Addison Armstrong, director of market research at Tradition Energy in Stamford, Connecticut, said for Bloomberg: “The combination of the prospect of lower economic growth here and an improving geopolitical situation have prices moving lower. A government shutdown has the potential of shaving as much as 1.4 percentage point off of U.S. growth. The Syrian risk premium has come out of the market and the Iranian one is dissipating.”
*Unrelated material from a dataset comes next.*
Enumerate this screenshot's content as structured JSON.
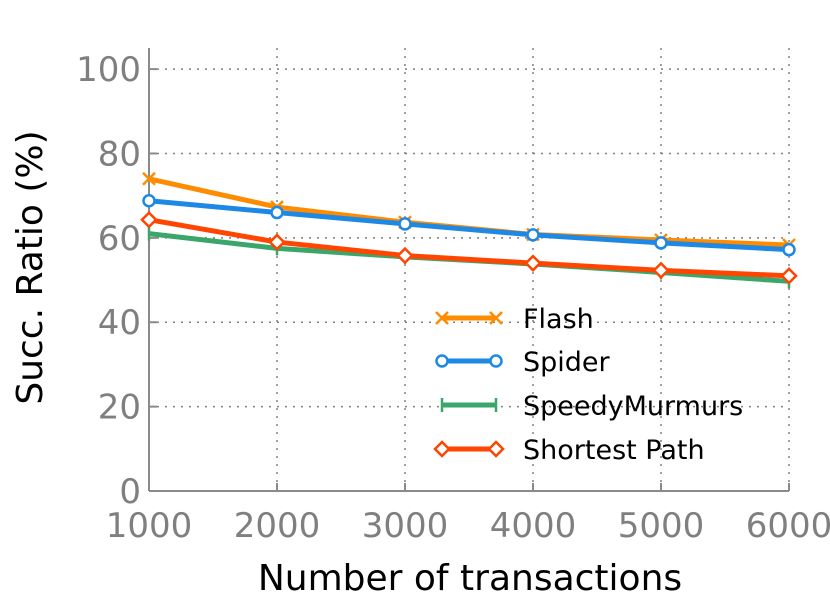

Meanwhile, a senior oil official said on Friday that Libyas oil production has recovered to as much as 580 000 barrels per day after western fields reopened this month but export terminals in the eastern remained shut by protesters. The African countrys output had fallen to less than a tenth of its pre-civil war level of 1.6 million bpd in the beginning of the month, while exports plunged to 80 000 barrels.

China manufacturing

Also pressuring the market, a private survey by HSBC and Markit Economics showed that the Chinese manufacturing sector expanded less in September than initially estimated earlier in the month. The HSBC Purchasing Managers’ Index remained broadly unchanged from Augusts 50.1 but underperformed both the preliminary reading and analysts expectations for a surge to 51.2. Nevertheless, this still marked and improvement after Julys 11-month low. Levels above the neutral level of 50 mark an expansion in the respective sector.

Hongbin Qu, Chief Economist, China & Co-Head of Asian Economic Research at HSBC commented: “The September HSBC China Manufacturing PMI edged up slightly from August. New orders remained flat from the previous month, while external demand improved. Manufacturers restocking process continued but remained relatively slow. Growth is bottoming out on Beijing’s mini-stimulus. We expect continuous policy efforts to sustain the recovery.”

According to the report, output “across the Chinese manufacturing sector expanded for the second successive month in September, though the rate of growth slowed to a fractional pace. Furthermore, growth of new work was unchanged from the previous month and only slight. Nonetheless, new business from overseas increased for the first time in six months (albeit marginally), with panellists citing stronger demand from client bases in Europe and the US.”

The Chinese National Bureau of Statistics will release its own report on Tuesday. According to analysts’ projections, the government agency will likely say that the country’s manufacturing sector activity rose to 51.5 in September, up from 51.0 in August.